Another tip you can try is to fit a flash diffuser on your flash, (a tip I was given is if you don't have a diffuser for the flash then use some of the semi opaque sellotape over the flash, as that will lower the potency of the flash), and fit a circular polarising filter to the front of your lens. Adjust the circular polariser till it removes the flash. This might take a few shots getting it right, but it does work.


There is another alternative: Use two polarizing filters, one on the lens and one on the flash, and rotate one of them by 90 degrees. The directly reflected light is polarized, and the flash reflection should be nearly cancelled out, where as your target produces a diffuse, non polarized reflection of the flash-light, which passes the filter on the lens. It's not perfect, but it should improve the results.

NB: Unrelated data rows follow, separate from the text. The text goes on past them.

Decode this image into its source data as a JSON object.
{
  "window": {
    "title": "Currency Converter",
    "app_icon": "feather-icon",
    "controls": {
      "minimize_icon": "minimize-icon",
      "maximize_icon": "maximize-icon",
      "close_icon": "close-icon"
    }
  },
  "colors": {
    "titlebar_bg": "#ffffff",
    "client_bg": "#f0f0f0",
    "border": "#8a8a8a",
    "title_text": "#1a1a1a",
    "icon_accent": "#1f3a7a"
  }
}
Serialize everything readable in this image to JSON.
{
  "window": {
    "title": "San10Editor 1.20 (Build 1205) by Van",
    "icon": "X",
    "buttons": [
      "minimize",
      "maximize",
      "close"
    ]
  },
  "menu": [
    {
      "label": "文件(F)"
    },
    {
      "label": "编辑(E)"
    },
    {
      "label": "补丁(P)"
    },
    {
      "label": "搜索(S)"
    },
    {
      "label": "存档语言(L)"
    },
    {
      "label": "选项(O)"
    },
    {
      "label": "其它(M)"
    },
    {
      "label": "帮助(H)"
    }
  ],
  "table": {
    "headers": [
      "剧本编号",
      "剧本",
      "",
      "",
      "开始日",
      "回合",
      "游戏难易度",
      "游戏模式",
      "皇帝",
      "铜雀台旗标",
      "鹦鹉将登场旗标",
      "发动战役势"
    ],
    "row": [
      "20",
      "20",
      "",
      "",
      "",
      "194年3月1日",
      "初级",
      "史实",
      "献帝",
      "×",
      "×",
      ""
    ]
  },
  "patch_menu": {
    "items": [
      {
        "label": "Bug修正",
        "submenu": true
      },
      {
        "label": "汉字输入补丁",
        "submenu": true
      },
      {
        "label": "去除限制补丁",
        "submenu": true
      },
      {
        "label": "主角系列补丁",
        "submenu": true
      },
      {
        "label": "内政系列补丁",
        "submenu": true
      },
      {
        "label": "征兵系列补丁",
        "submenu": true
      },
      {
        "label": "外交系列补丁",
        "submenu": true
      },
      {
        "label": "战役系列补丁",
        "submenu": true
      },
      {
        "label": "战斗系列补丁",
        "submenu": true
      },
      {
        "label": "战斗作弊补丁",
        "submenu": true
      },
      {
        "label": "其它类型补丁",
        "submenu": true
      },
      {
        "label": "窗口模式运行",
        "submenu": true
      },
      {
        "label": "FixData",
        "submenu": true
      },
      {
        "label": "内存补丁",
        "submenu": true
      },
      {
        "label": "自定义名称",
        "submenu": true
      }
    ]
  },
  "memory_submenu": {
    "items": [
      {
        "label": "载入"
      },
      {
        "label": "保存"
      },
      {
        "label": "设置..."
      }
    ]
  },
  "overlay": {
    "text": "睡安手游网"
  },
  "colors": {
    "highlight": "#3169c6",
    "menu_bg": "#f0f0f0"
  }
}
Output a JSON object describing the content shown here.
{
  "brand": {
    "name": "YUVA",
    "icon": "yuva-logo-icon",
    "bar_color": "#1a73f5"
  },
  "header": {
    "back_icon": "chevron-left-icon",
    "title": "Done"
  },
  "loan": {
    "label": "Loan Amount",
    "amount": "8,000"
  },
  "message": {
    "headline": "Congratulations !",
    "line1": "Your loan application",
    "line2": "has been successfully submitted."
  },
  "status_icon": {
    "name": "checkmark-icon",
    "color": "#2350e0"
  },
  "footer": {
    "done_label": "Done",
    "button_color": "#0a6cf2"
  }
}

  • \$\begingroup\$ This is very interesting. I've never done that but it makes sense. If you have done it yourself, do you have some shots to show us? \$\endgroup\$
    – Pouya
    Feb 18, 2014 at 9:35
  • 2
    \$\begingroup\$ Unfortunately not, but i know a Webpage with example shots (Unfortunately only in german): (Hover to see the before / after results): fotovideotec.de/polfilter/index07.html \$\endgroup\$
    – Vertigo
    Feb 18, 2014 at 9:50
  • \$\begingroup\$ Thank you. I gotta give this a try. I hope your answer receives more votes :) \$\endgroup\$
    – Pouya
    Feb 18, 2014 at 10:53
  • \$\begingroup\$ +1 for this, I'm going to have to experiment with this myself \$\endgroup\$ Feb 18, 2014 at 15:53
  • \$\begingroup\$ Do you know where one can buy rectangular polarizing "gel" or equivalent? \$\endgroup\$
    – Rmano
    Feb 19, 2014 at 19:46

Take the photo at a high angle of incidence so that the reflection of the flash doesn't come back at the camera. That's your only option as far as using a flash is concerned. If you take a shot of the glass directly with the flash on the camera, it is always going to reflect back. You have to take a photo at an angle so that it doesn't reflect back. Ideally you would want to use an off camera flash, but that doesn't sound like an option in your case.

Alternately, you could setup a tripod and take a long exposure. If you take a longer exposure, it won't be necessary to use a higher ISO and you can avoid using a flash (which will probably get the best results), however you won't be able to hand hold the camera while doing long exposures without things getting very blurry.